Helping your children through your divorce can be challenging. You have to think about the emotional aspects of the matter, but you also need to find ways to help them adjust to living in two homes. This is not easy, but it doesn’t have to be too difficult.
The parent who remains in the marital home might have it a bit easier since the child is already comfortable there. There may be slight changes to how things work, but they can usually adjust pretty well. The parent at the other home might have some work to do.
Give the child their own space
Even if you have limited space in your home, your child needs to have an area to call their own. Some children might have a room, but others might have a smaller area. This is key to making them more comfortable because they need to know that they belong. Additionally, they should have a spot to put their belongings, so they don’t have to always carry them from one home to the other. If possible, let the child have some say in decorating their space.
Discuss how the transition time will go
Transition time is sometimes a source of stress for kids because they don’t know what is going to happen. It is usually easier for younger children if the parent they are currently with brings them to the other parent. This gives them the ride to that home to adjust to the change. While you are passing the child to the other parent, don’t discuss contentious matters. Save those for when the kids aren’t there so that you don’t add difficulties to an already stressful situation.
Make rules for your home clear
You might be tempted to let things slide while your child adjusts to the new life. This sounds like a good idea, but it can cause more trouble for the child. Instead of taking that chance, set the rules right away and enforce them. Your children can benefit from the consistency that this provides.

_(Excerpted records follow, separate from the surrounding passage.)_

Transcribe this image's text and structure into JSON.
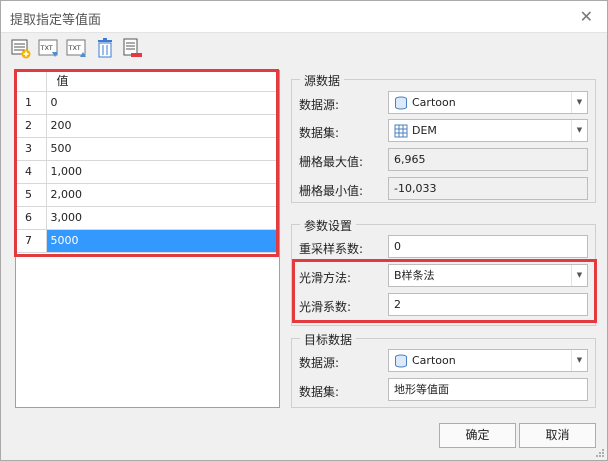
{
  "window": {
    "title": "提取指定等值面",
    "close_glyph": "✕"
  },
  "toolbar": {
    "icons": [
      "add-row-icon",
      "import-txt-icon",
      "export-txt-icon",
      "delete-icon",
      "clear-icon"
    ],
    "txt_label": "TXT"
  },
  "grid": {
    "header": "值",
    "rows": [
      {
        "n": "1",
        "value": "0"
      },
      {
        "n": "2",
        "value": "200"
      },
      {
        "n": "3",
        "value": "500"
      },
      {
        "n": "4",
        "value": "1,000"
      },
      {
        "n": "5",
        "value": "2,000"
      },
      {
        "n": "6",
        "value": "3,000"
      },
      {
        "n": "7",
        "value": "5000"
      }
    ],
    "selected_row": 7
  },
  "source": {
    "title": "源数据",
    "datasource_label": "数据源:",
    "datasource_value": "Cartoon",
    "dataset_label": "数据集:",
    "dataset_value": "DEM",
    "max_label": "栅格最大值:",
    "max_value": "6,965",
    "min_label": "栅格最小值:",
    "min_value": "-10,033"
  },
  "params": {
    "title": "参数设置",
    "resample_label": "重采样系数:",
    "resample_value": "0",
    "smooth_method_label": "光滑方法:",
    "smooth_method_value": "B样条法",
    "smoothness_label": "光滑系数:",
    "smoothness_value": "2"
  },
  "target": {
    "title": "目标数据",
    "datasource_label": "数据源:",
    "datasource_value": "Cartoon",
    "dataset_label": "数据集:",
    "dataset_value": "地形等值面"
  },
  "buttons": {
    "ok": "确定",
    "cancel": "取消"
  },
  "colors": {
    "highlight": "#e23a3f",
    "selection": "#3399ff"
  }
}
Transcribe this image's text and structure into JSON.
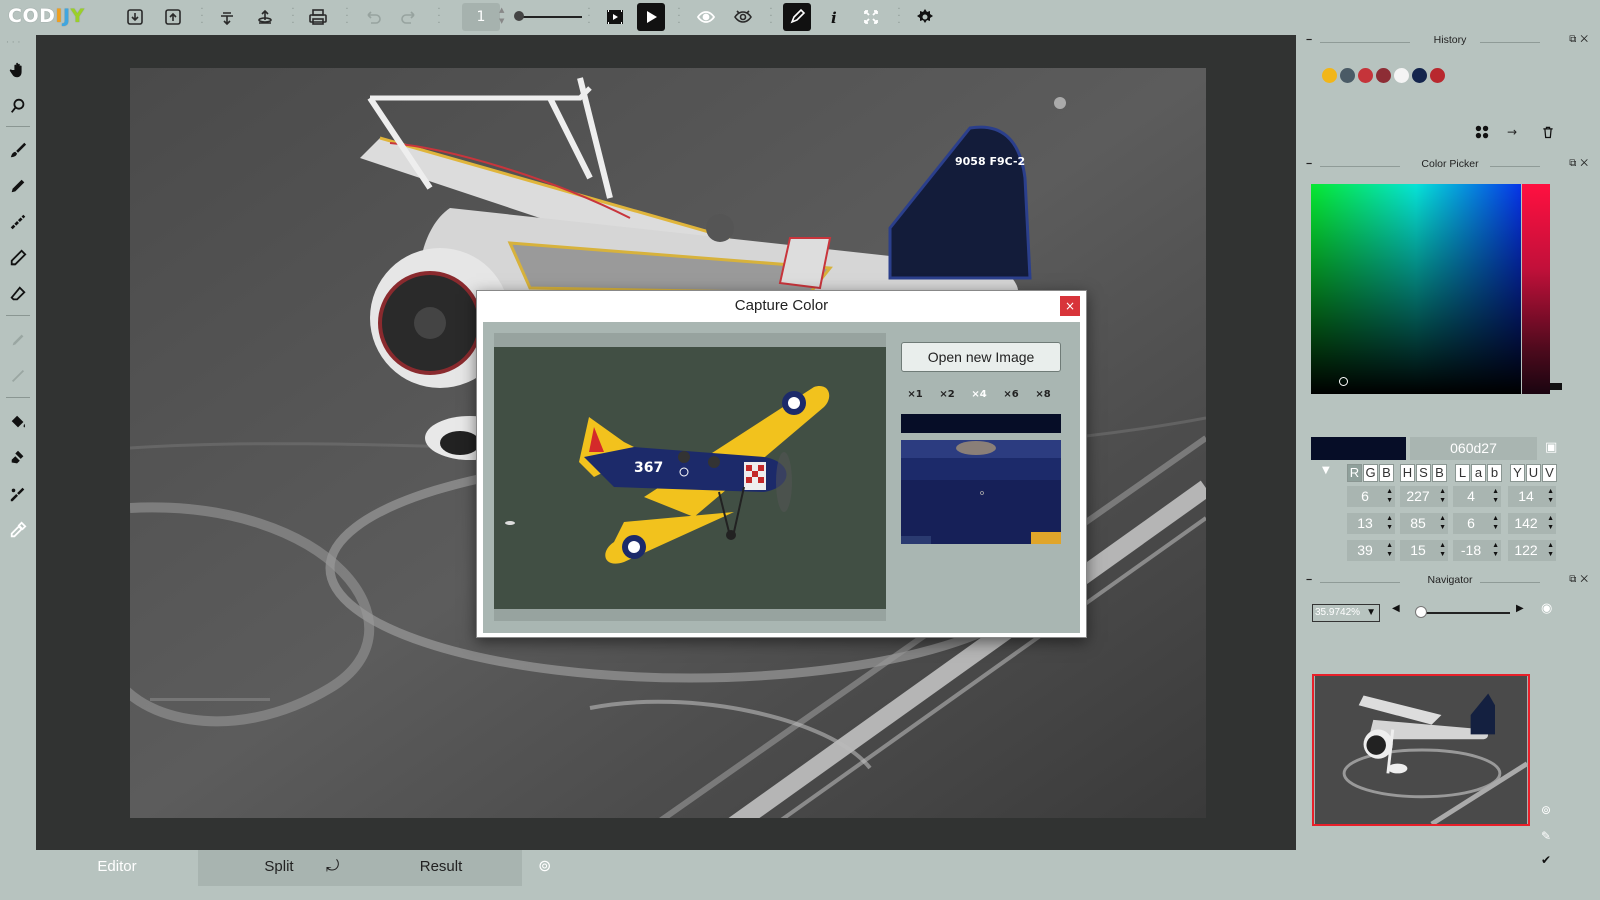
{
  "app": {
    "logo_text": "CODIJY",
    "logo_colors": [
      "#ffffff",
      "#ffffff",
      "#ffffff",
      "#f0a020",
      "#3fa6e0",
      "#9bd028"
    ]
  },
  "toolbar": {
    "page_number": "1",
    "icons": [
      "import-icon",
      "export-icon",
      "cloud-download-icon",
      "cloud-upload-icon",
      "print-icon",
      "undo-icon",
      "redo-icon",
      "page-slider",
      "film-icon",
      "play-icon",
      "eye-icon",
      "eye-outline-icon",
      "pen-icon",
      "info-icon",
      "fullscreen-icon",
      "settings-icon"
    ]
  },
  "left_tools": [
    "hand-icon",
    "zoom-icon",
    "brush-icon",
    "pencil-icon",
    "dotted-brush-icon",
    "marker-icon",
    "eraser-icon",
    "disabled-tool-icon",
    "disabled-line-icon",
    "fill-bucket-icon",
    "stamp-icon",
    "color-sampler-icon",
    "eyedropper-icon"
  ],
  "tabs": {
    "editor": "Editor",
    "split": "Split",
    "result": "Result"
  },
  "history": {
    "title": "History",
    "colors": [
      "#f2b619",
      "#4a5b66",
      "#c5343a",
      "#8d2d35",
      "#f4f4f4",
      "#14254d",
      "#b8282e"
    ]
  },
  "color_picker": {
    "title": "Color Picker",
    "hex": "060d27",
    "current_color": "#060d27",
    "modes_row1": [
      "R",
      "G",
      "B"
    ],
    "modes_row2": [
      "H",
      "S",
      "B"
    ],
    "modes_row3": [
      "L",
      "a",
      "b"
    ],
    "modes_row4": [
      "Y",
      "U",
      "V"
    ],
    "values": [
      [
        "6",
        "227",
        "4",
        "14"
      ],
      [
        "13",
        "85",
        "6",
        "142"
      ],
      [
        "39",
        "15",
        "-18",
        "122"
      ]
    ]
  },
  "navigator": {
    "title": "Navigator",
    "zoom": "35.9742%"
  },
  "dialog": {
    "title": "Capture Color",
    "close_label": "×",
    "open_button": "Open new Image",
    "zoom_options": [
      "×1",
      "×2",
      "×4",
      "×6",
      "×8"
    ],
    "selected_zoom": "×4",
    "captured_color": "#060d27"
  },
  "canvas_labels": {
    "tail_code": "9058 F9C-2"
  },
  "preview_labels": {
    "plane_number": "367"
  }
}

Encourage them to talk to you
Your children have to deal with a lot of scary emotions because of your divorce. You can help them work through these turbulent emotions, but make sure that you find out what’s going on with them. While they should be free to let out their feelings, they must do this respectfully.
Since children need stability, you should try to set the terms of the parenting agreement as soon as possible. The provisions should include what will help your children now.